D. W. Rutledge

Biographical details
- Born: c. 1951 Houston, Texas

Playing career
- 1971–1974: Texas Lutheran
- Position: Linebacker

Coaching career (HC unless noted)
- 1980–1983: Judson HS (TX) (DC)
- 1984–2000: Judson HS (TX)

Head coaching record
- Overall: 198–31–5

Accomplishments and honors

Championships
- 4 Texas 5A (1988, 1992, 1993, 1995)

= D. W. Rutledge =

American football player and coach

D. W. Rutledge is a former high school football coach and current executive director of the Texas High School Coaches Association. Rutledge is one of the most successful coaches in Texas high school football history, winning four state championships in the state's highest classification.

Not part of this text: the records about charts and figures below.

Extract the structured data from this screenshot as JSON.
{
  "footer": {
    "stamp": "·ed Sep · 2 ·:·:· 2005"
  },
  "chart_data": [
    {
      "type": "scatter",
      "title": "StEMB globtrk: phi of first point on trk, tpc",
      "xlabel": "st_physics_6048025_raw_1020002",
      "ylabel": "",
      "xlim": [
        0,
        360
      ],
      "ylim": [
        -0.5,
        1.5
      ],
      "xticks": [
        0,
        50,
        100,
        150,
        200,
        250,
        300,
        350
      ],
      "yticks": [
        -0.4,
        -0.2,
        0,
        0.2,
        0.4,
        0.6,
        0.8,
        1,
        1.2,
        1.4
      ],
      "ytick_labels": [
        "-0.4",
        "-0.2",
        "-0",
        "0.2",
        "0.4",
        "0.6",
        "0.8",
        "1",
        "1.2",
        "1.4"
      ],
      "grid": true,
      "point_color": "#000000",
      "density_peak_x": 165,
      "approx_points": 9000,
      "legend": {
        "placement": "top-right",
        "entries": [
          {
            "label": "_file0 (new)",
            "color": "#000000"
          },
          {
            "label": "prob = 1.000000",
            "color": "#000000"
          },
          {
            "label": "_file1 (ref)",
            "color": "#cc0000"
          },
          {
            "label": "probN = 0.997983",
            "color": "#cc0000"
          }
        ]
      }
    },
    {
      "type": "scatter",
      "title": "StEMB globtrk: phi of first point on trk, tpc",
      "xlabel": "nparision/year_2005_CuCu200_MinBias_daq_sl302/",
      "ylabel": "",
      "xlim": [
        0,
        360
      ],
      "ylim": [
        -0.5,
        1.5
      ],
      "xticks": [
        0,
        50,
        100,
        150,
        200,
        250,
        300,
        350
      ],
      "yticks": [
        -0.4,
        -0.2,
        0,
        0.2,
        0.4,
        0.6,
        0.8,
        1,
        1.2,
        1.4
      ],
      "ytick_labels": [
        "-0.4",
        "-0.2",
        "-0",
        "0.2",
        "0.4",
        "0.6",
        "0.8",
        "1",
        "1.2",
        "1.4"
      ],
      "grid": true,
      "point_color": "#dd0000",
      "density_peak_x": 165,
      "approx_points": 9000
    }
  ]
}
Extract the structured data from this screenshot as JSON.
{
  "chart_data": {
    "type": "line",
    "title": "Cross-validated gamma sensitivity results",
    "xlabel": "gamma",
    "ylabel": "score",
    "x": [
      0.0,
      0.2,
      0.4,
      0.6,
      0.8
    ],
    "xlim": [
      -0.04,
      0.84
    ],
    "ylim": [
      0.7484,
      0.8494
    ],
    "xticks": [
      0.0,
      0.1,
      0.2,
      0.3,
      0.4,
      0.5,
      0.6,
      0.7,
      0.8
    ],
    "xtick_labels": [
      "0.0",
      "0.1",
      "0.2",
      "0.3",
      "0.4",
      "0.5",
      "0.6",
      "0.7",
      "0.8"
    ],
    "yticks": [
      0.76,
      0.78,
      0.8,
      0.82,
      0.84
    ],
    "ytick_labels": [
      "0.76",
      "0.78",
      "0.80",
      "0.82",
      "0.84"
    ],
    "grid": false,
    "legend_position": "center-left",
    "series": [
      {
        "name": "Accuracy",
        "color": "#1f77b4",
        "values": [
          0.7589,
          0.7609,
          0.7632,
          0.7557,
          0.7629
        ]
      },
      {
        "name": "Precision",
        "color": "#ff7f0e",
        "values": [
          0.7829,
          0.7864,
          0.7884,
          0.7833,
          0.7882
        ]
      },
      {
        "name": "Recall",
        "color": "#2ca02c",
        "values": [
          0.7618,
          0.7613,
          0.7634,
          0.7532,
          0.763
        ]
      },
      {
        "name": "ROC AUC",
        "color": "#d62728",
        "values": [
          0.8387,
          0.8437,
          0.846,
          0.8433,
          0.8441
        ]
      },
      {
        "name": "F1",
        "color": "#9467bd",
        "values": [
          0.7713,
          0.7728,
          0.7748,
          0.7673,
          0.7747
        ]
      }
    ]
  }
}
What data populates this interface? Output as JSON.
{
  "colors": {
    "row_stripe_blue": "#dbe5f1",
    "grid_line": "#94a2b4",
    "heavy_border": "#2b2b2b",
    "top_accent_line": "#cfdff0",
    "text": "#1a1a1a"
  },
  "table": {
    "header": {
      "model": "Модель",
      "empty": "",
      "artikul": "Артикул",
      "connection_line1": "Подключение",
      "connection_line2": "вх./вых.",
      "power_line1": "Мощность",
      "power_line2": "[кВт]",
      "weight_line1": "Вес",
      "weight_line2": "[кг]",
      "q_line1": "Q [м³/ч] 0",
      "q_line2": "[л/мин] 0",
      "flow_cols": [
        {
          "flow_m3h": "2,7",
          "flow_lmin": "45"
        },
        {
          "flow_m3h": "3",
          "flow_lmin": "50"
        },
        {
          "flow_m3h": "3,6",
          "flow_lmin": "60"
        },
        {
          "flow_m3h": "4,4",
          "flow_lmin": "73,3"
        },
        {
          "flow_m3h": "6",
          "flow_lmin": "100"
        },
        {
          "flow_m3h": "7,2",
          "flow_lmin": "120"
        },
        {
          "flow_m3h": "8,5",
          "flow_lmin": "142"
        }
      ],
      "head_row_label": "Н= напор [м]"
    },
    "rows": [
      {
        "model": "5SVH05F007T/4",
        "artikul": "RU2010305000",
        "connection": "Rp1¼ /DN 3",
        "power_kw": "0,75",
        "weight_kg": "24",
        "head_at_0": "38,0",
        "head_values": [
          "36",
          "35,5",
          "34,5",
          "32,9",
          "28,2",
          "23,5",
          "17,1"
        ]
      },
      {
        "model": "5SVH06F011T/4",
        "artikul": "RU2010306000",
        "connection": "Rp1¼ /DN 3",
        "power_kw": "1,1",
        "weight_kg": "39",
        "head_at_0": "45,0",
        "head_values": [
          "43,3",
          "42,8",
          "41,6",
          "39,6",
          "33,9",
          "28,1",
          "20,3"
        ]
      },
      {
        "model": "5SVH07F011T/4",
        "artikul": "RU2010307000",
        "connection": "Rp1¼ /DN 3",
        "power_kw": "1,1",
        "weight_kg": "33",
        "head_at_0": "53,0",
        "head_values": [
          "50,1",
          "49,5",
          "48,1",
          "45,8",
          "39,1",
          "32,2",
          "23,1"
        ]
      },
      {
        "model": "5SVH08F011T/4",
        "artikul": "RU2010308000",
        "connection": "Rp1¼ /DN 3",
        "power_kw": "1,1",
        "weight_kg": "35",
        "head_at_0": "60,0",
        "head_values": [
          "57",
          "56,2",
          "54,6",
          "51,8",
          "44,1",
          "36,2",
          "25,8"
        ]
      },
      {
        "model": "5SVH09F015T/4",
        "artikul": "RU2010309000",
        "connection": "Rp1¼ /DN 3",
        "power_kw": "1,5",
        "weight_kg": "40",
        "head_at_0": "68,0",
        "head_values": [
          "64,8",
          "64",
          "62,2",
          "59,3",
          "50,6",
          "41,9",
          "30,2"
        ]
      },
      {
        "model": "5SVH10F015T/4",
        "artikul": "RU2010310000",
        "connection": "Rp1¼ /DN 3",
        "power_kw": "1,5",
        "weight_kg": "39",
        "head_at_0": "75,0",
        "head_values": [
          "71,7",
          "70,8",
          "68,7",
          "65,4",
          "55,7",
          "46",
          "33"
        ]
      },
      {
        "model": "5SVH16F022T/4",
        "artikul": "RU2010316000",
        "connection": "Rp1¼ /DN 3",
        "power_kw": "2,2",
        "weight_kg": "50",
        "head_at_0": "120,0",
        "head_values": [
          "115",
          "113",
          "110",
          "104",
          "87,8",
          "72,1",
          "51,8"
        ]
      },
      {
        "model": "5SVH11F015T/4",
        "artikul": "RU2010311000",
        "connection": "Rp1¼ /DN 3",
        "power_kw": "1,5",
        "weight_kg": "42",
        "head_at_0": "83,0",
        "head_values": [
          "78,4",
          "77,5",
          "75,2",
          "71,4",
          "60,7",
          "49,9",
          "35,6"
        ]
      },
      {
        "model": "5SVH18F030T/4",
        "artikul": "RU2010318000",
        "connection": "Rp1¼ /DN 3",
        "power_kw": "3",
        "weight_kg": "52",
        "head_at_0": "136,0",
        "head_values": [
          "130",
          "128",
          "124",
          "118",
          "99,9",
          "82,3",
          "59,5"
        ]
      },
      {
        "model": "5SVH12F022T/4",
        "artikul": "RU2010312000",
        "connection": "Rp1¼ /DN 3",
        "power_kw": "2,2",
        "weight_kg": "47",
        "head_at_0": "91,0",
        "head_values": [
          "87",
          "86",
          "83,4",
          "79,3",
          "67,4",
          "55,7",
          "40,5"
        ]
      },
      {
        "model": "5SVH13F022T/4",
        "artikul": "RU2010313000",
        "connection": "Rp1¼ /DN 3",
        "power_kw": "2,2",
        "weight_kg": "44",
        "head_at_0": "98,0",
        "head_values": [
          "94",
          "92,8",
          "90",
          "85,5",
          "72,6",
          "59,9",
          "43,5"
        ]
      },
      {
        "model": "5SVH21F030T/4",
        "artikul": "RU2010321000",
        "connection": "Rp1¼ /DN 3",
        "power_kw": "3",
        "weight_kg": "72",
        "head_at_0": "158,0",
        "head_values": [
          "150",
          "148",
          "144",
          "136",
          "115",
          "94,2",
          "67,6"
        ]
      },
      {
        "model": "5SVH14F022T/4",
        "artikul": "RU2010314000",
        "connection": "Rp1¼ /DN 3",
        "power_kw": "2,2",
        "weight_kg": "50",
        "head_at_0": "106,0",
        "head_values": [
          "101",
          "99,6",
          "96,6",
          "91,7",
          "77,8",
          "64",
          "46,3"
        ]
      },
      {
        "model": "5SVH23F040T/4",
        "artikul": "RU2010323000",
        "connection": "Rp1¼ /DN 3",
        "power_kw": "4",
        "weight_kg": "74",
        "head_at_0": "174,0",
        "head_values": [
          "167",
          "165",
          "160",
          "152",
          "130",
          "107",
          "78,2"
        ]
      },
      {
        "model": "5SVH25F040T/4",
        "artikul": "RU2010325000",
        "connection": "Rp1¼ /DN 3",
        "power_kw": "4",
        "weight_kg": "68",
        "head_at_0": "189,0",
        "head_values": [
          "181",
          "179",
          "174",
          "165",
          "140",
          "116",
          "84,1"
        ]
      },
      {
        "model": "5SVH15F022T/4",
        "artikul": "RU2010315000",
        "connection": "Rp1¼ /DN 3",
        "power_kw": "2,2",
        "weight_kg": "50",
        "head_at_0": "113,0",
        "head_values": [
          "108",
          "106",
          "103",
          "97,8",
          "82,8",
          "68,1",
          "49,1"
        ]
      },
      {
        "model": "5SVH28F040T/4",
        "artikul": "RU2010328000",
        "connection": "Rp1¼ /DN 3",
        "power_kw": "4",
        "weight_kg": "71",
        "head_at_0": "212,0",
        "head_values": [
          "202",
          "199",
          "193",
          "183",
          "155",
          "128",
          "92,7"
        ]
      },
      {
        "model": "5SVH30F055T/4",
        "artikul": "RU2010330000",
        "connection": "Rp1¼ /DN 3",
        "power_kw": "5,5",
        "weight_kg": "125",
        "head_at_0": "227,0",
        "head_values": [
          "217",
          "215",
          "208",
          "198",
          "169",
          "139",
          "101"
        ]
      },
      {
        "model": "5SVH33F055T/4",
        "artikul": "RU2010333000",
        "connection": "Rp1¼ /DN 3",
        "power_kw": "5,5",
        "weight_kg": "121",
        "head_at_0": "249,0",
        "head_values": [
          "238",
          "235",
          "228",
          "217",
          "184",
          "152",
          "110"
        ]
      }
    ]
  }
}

A native of Houston, Texas, Rutledge attended Sam Houston High School and later the Texas Lutheran University, where he captained the school's 1974 NAIA Division II National Championship team and was a Kodak All-American linebacker for head coach Jim Wacker. Upon his graduation in 1975, he made several stops, following his college football coach, James Wacker, from school to school, over the course of five years before finally becoming an assistant coach at Judson High School in Converse, Texas in 1980, serving as defensive coordinator for the 1983 5A state championship squad. Rutledge was named head coach in 1984, guiding Converse Judson to a 198–31–5 record in 17 seasons.

Rutledge co-authored a book titled Coaching To Change Lives with Dennis Parker, former offensive coordinator at Converse Judson. The Judson football stadium in Converse was renamed in his honor.

In 2019, Chris Doelle and Dr. Charles Breithaupt authored a biography of D.W. Rutledge that included the results of every game he coached as well as countless stories from his coworkers, athletes and family members. The book Rocket Man: The Story of D.W. Rutledge and the Judson High School Football Dynasty featured a foreword by Grant Teaff.